Applying this definition to our asset in some examples:
  • Looking at the maximum reduction from previous high of -43.8 days in the last 5 years of Copart, we see it is relatively lower, thus worse in comparison to the benchmark SPY (-33.7 days)
  • Looking at maximum DrawDown in of -43.8 days in the period of the last 3 years, we see it is relatively smaller, thus worse in comparison to SPY (-33.7 days).

MaxDuration:

'The Drawdown Duration is the length of any peak to peak period, or the time between new equity highs. The Max Drawdown Duration is the worst (the maximum/longest) amount of time an investment has seen between peaks (equity highs). Many assume Max DD Duration is the length of time between new highs during which the Max DD (magnitude) occurred. But that isn’t always the case. The Max DD duration is the longest time between peaks, period.

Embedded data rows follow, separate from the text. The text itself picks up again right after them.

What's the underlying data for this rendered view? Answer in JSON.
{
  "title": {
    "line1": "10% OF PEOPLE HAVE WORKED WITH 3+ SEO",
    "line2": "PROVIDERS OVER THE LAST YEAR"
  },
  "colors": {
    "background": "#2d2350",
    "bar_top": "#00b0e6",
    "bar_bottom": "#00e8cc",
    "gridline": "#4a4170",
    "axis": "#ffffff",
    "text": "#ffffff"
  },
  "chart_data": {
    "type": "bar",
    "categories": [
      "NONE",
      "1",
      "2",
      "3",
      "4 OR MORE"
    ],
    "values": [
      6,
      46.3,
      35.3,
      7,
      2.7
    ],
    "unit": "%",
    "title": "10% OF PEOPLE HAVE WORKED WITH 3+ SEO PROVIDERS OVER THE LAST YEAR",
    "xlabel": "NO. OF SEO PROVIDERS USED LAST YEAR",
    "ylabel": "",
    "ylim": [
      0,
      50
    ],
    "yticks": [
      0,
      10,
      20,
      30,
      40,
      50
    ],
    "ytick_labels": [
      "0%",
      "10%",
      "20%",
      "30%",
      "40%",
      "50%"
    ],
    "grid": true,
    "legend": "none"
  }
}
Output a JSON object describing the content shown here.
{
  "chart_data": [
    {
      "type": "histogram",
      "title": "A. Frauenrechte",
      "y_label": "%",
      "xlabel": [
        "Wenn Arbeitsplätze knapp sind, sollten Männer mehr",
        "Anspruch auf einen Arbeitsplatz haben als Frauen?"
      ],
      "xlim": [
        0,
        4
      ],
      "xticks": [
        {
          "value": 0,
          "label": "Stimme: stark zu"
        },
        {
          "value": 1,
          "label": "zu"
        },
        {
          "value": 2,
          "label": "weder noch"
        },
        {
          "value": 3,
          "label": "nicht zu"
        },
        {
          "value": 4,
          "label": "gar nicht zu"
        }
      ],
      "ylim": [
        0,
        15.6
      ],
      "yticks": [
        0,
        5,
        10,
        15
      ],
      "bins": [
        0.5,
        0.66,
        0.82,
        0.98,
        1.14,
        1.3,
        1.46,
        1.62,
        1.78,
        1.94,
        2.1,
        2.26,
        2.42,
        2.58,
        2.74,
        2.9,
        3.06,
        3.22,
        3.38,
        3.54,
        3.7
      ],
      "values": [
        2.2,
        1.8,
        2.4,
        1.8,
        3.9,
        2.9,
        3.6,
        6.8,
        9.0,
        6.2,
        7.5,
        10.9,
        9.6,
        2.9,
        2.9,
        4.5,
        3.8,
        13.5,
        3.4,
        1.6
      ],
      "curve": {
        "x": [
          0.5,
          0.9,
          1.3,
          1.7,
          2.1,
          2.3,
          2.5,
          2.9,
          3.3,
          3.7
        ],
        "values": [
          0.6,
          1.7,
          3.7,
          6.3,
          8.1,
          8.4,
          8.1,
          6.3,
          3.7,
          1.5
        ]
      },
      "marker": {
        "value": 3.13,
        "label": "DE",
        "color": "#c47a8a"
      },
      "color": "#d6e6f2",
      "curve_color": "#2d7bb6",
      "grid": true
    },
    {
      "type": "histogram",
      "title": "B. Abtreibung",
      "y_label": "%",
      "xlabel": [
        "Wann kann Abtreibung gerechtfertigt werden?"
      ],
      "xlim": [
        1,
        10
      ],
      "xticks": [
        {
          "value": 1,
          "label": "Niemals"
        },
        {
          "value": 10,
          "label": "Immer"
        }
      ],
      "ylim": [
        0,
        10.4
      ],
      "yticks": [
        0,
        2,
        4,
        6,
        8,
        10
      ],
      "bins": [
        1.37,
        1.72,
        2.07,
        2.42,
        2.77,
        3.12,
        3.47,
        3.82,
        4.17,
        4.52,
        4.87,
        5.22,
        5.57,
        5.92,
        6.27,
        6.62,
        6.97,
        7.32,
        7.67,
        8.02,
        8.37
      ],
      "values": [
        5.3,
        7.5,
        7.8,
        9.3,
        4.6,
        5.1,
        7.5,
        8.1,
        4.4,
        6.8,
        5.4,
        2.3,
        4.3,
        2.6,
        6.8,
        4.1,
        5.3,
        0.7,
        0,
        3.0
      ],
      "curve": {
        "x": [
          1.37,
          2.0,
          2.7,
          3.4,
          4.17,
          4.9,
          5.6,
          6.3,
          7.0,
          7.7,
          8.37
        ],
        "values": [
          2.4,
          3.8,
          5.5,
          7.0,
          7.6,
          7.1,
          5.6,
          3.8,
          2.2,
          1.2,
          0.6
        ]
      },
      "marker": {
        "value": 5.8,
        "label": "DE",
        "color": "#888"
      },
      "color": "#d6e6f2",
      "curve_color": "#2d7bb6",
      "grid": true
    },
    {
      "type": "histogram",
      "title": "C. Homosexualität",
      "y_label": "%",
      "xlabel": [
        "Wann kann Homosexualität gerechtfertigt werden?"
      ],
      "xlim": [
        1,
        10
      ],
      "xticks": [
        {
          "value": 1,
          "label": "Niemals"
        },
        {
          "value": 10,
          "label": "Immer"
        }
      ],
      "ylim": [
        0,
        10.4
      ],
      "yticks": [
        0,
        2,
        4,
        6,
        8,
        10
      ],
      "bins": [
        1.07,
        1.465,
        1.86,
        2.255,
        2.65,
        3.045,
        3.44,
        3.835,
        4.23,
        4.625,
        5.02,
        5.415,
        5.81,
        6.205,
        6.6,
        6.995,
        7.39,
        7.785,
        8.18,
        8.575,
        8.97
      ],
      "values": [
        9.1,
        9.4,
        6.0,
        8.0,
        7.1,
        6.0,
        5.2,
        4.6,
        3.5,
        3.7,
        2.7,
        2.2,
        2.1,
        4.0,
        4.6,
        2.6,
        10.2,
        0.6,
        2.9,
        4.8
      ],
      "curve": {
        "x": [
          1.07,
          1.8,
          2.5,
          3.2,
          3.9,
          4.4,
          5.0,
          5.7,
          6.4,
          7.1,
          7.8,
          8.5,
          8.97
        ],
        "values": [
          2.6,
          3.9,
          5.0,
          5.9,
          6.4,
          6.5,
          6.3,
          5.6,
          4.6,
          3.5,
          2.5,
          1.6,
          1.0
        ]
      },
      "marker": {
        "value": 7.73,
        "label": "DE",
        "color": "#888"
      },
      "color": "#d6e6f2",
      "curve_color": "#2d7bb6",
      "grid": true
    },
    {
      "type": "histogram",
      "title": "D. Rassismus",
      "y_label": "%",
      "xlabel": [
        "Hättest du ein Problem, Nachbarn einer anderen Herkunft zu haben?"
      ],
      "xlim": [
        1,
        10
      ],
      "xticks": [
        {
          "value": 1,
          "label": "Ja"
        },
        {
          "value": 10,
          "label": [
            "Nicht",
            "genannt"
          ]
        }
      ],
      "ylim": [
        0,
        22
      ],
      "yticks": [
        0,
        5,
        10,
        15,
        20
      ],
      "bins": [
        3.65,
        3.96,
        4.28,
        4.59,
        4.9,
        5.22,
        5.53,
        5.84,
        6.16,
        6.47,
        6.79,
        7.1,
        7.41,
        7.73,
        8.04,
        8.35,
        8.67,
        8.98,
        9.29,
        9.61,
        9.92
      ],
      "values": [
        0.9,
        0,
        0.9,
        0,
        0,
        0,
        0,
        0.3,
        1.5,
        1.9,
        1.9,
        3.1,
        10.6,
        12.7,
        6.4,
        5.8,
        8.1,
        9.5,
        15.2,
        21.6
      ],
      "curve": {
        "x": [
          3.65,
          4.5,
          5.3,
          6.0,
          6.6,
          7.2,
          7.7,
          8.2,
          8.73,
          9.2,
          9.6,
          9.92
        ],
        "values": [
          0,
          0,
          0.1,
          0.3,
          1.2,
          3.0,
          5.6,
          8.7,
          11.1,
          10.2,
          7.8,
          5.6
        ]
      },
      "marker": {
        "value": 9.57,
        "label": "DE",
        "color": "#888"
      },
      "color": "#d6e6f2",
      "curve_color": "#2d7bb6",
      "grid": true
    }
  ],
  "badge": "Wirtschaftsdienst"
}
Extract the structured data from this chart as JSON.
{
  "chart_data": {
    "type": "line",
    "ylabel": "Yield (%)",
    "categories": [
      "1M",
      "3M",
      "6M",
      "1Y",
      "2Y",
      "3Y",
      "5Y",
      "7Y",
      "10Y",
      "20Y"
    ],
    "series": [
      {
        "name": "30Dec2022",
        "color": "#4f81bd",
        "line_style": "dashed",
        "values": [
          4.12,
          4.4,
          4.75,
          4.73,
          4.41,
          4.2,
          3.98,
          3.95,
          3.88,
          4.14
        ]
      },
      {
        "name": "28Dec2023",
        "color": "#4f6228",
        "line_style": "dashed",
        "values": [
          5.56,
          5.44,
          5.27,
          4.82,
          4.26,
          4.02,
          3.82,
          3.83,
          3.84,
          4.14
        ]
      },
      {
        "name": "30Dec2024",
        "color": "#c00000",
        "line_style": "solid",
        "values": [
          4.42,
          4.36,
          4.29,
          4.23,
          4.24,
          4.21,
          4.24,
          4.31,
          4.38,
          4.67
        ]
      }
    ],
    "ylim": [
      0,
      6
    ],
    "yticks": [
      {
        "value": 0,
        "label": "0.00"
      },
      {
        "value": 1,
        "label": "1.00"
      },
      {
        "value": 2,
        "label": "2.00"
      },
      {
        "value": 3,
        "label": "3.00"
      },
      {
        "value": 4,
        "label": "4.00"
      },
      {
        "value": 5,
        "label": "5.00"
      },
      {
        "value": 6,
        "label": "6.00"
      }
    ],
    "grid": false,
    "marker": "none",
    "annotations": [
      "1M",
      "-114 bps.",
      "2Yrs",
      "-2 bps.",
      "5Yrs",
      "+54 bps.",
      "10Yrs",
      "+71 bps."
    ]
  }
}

So it could be the time when the program also had its biggest peak to valley loss (and usually is, because the program needs a long time to recover from the largest loss), but it doesn’t have to be'

Using this definition on our asset we see for example:
  • Looking at the maximum days below previous high of 221 days in the last 5 years of Copart, we see it is relatively higher, thus worse in comparison to the benchmark SPY (189 days)
  • Looking at maximum days under water in of 221 days in the period of the last 3 years, we see it is relatively higher, thus worse in comparison to SPY (189 days).

AveDuration:

'The Drawdown Duration is the length of any peak to peak period, or the time between new equity highs. The Avg Drawdown Duration is the average amount of time an investment has seen between peaks (equity highs), or in other terms the average of time under water of all drawdowns. So in contrast to the Maximum duration it does not measure only one drawdown event but calculates the average of all.'

Applying this definition to our asset in some examples:
  • The average days under water over 5 years of Copart is 50 days, which is higher, thus worse compared to the benchmark SPY (46 days) in the same period.
  • Looking at average days below previous high in of 60 days in the period of the last 3 years, we see it is relatively greater, thus worse in comparison to SPY (45 days).

Performance (YTD)

Historical returns have been extended using synthetic data.

Allocations ()

Allocations

Returns (%)

  • Note that yearly returns do not equal the sum of monthly returns due to compounding.
  • Performance results of Copart are hypothetical, do not account for slippage, fees or taxes, and are based on backtesting, which has many inherent limitations, some of which are described in our Terms of Use.